Hillary promises to end war if elected President:
“Believe me, I understand the frustration and the outrage,” Clinton said in a speech to the Democratic National Committee meeting that brought the party’s nine White House hopefuls together for the first time. “You have to have 60 votes to cap troops, to limit funding to do anything. If we in Congress don’t end this war before January 2009, as president, I will.”
Only a democrat can say things like this. Even though she voted FOR the war, as President she wouldn’t have gone TO war:
Sen. Hillary Rodham Clinton said Friday she would not have attacked Iraq if she were president in 2002 and would end the war if elected, as she tried to blunt rivals like John Edwards who are stoking anti-war passions in the Democratic Party.
Other democrat candidates talked ‘cut & run’ policies:
Barack HUSSEIN Obama:
Sen.

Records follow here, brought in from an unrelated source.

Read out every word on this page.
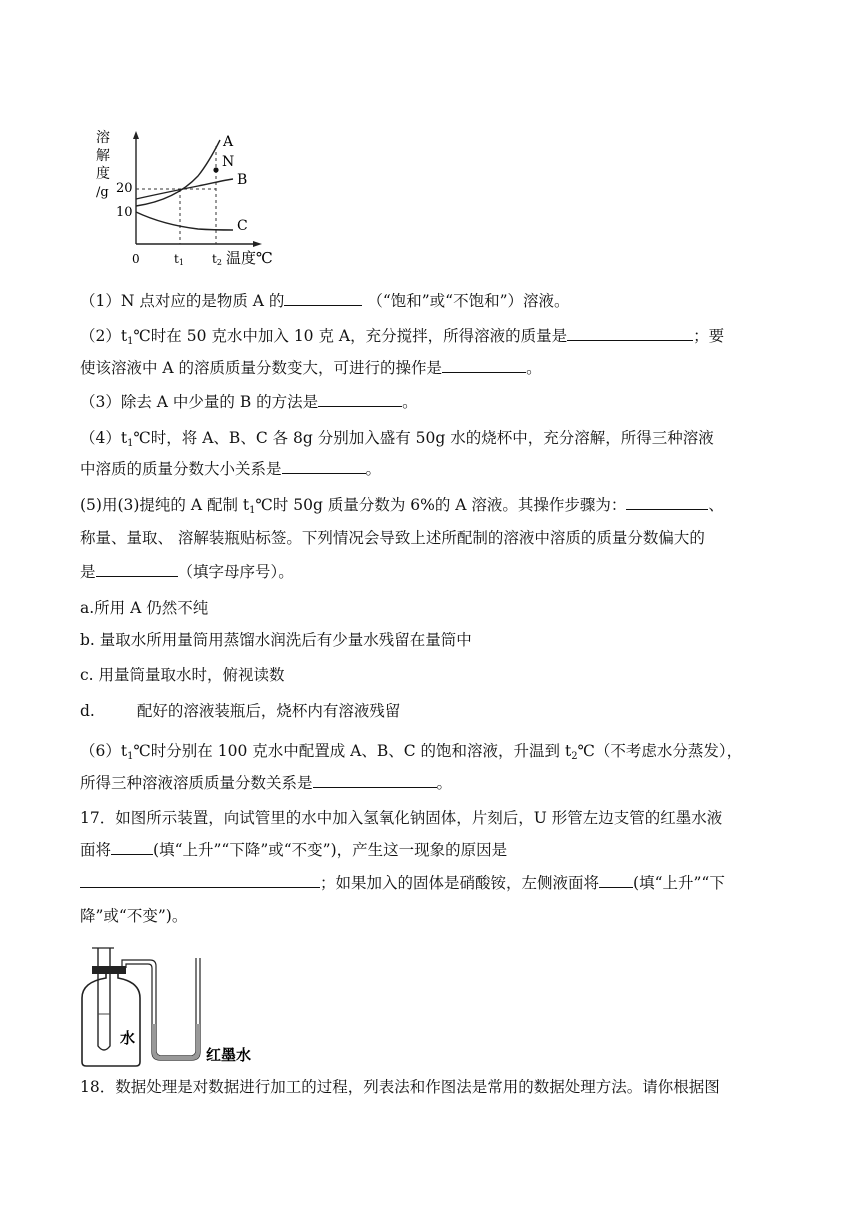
溶
解
度
/g 20
10
0	t1 t2 温度℃
A
N
B
C
（1）N 点对应的是物质 A 的	（“饱和”或“不饱和”）溶液。
$(2)t_1℃$时在 50 克水中加入 10 克 A，充分搅拌，所得溶液的质量是	；要
使该溶液中 A 的溶质质量分数变大，可进行的操作是	。
（3）除去 A 中少量的 B 的方法是	。
$(4)t_1℃$时，将 A、B、C 各 8g 分别加入盛有 50g 水的烧杯中，充分溶解，所得三种溶液
中溶质的质量分数大小关系是	。
(5)用(3)提纯的 A 配制 $t_1℃$时 50g 质量分数为 6%的 A 溶液。其操作步骤为：	、
称量、量取、 溶解装瓶贴标签。下列情况会导致上述所配制的溶液中溶质的质量分数偏大的
是	（填字母序号）。
a.所用 A 仍然不纯
b. 量取水所用量筒用蒸馏水润洗后有少量水残留在量筒中
c. 用量筒量取水时，俯视读数
d.	配好的溶液装瓶后，烧杯内有溶液残留
$(6)t_1℃$时分别在 100 克水中配置成 A、B、C 的饱和溶液，升温到 $t_2℃$（不考虑水分蒸发），
所得三种溶液溶质质量分数关系是	。
17．如图所示装置，向试管里的水中加入氢氧化钠固体，片刻后，U 形管左边支管的红墨水液
面将	(填“上升”“下降”或“不变”)，产生这一现象的原因是
；如果加入的固体是硝酸铵，左侧液面将 (填“上升”“下
降”或“不变”)。
水
红墨水
18．数据处理是对数据进行加工的过程，列表法和作图法是常用的数据处理方法。请你根据图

Barack Obama of Illinois reminded the party’s rank-and-file - twice - that he was against the Iraq invasion from the beginning.
“But whether you were for it or against it then, we all have a responsibility now to put forth a plan that offers the best chance of ending the bloodshed and bringing the troops home,” Obama told the audience.
John “2 Americas”Edwards:
Edwards voted with Clinton in 2002 to authorize Bush’s war against Iraq, a vote he defended during his 2004 presidential race but has since said was a mistake. The former North Carolina senator has gone from being a war apologist to one of the most outspoken critics of the invasion in this campaign.
“Silence is a betrayal,” Edwards said, one of 11 times he used the word betrayal in his 18-minute speech. “It is a betrayal not to stop this president’s plan to escalate the war when we have the responsibility, the power and the ability to stop it. We cannot be satisfied with passing nonbinding resolutions that we know this president will ignore.”
Ted Kennedy’s drinking buddy Chris Dodd:
-- 'The Commish' A.J. Sparxx
“I don’t believe spending a week debating a nonbinding resolution is the change that America voted for” in November when Democrats won a majority in Congress, Dodd said. “With all due respect, a real bill and real teeth and real accountability is what is needed in our country again.”